One day Africa, the next day Dublin’s Naas Road.

I was going to write about travels in darkest – actually desertest – Africa this week and the impressive new Toyota Hilux; but space and the fact that two of my colleagues have ploughed that sandy furrow already last week in half-page pieces dissuaded me. I will return to it in a couple of weeks with a more individual take.

Recently I had back-to-back driving of two cars. One I knew I would love, the other I was testing more out of duty than conviction. How wrong I was about the second. Of course the first car, the five-door Mini Countryman, was brilliant to drive and has not lost any of its go-kart feel with the longer body and more room. It really suited my physical needs and the emotional one of recovering my youth.

This was to the point of going to an adjacent Mini showroom after I had dropped off the test car. I thought we should own one – and there’s the rub.
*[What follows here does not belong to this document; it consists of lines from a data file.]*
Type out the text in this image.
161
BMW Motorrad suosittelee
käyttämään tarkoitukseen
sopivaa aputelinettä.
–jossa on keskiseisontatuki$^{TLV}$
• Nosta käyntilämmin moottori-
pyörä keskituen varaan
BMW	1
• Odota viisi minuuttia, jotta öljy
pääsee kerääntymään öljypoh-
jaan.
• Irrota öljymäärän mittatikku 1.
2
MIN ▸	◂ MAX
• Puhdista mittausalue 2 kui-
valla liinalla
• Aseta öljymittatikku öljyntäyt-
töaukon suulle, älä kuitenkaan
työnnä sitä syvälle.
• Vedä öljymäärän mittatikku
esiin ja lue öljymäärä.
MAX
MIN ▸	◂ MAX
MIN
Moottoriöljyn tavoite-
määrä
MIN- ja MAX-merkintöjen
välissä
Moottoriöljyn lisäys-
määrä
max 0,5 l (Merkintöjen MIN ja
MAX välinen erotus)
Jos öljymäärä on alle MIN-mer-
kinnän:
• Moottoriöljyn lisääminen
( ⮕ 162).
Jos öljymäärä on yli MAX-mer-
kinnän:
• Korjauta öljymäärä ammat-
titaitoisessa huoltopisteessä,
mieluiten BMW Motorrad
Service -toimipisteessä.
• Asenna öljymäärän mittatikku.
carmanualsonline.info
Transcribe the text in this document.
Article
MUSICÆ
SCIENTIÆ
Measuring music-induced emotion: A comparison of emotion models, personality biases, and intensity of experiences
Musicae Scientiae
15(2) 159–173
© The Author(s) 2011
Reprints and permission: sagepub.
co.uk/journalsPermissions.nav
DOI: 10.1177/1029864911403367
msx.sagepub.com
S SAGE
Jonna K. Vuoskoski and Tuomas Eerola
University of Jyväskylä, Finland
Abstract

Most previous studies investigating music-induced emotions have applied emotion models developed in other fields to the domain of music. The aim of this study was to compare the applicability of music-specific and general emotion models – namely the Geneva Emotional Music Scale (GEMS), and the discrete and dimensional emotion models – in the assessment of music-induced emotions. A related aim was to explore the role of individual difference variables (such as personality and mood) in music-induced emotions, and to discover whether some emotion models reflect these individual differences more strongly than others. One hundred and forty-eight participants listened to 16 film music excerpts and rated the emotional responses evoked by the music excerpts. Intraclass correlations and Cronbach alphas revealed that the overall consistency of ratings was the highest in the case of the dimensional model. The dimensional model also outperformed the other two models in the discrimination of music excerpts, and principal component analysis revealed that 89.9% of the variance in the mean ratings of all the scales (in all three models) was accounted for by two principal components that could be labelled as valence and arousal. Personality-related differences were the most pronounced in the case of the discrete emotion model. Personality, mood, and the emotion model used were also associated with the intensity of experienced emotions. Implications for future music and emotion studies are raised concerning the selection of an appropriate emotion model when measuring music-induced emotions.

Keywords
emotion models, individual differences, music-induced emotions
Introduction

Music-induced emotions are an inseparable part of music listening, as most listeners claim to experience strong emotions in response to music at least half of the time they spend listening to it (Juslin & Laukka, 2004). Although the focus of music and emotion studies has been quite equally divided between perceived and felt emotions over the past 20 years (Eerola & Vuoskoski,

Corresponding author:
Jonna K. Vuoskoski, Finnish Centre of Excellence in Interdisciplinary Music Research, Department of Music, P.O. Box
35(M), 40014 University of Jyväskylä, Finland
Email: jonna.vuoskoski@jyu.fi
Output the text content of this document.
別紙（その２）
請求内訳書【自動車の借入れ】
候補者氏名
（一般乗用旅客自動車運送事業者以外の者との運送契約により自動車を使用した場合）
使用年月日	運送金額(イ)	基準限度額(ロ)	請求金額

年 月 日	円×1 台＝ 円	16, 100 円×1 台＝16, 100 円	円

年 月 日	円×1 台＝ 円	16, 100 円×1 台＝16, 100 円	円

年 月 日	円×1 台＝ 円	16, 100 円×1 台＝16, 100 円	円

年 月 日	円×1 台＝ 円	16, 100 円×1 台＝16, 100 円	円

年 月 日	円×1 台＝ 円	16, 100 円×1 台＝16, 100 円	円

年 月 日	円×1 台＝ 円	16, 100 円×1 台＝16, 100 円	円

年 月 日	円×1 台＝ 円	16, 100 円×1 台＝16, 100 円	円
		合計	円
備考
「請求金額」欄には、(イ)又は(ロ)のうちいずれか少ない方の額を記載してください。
For the most basic model we were looking at more than €25k and were encouraged to keep on adding. The automatic was another €4k, and various packs could add the same again. This wasn’t even the Cooper model, which we wanted in British Racing Green.

I left a quote on the kitchen table for my partner to digest with her porridge. She liked the idea, but thought at around €11,000-€20,000 more than the new Hyundai i10 she covets at the moment, it was “something we can’t afford”. She also rightly asked if it was the same as the car I had tested – of course not.

That one was so loaded with bells and whistles that it would be at least another €5k. I still might do it, but mind may rule over heart.

Just before going into the Mini showroom, I had picked up the SsangYong Tivoli.

I had been previously put off the marque as it had managed to produce some of the ugliest cars ever – remember the odious Rodius – of the recent past. For some time its cars were so far behind its Hyundai and Kia colleagues that the vehicles looked like they had come from North rather than South Korea.

Yet within seconds of picking up the Tivoli I was totally captured by the mid-sized SUV/Crossover.

It was absolutely brimming with extras, had 4WD and the level of finesse, comfort and real value that totally blows models like the Dacia Duster out of the water and could give real competition to the more established crossovers, if the company had a larger distribution network.

It was pleasant to look at, competent if a bit harsh to drive, but incredibly comfortable and definitely not bargain basement. Prices start at a cappuccino under €20,000, but the test car had everything including an auto box and AWD, 5-year unlimited mileage warranty and 5-year roadside assistance – and was €30k in ES trim and €34k in EL.

It’s not a Mini but amazing, practical and could at last help the marque really break through. But it should be cheaper.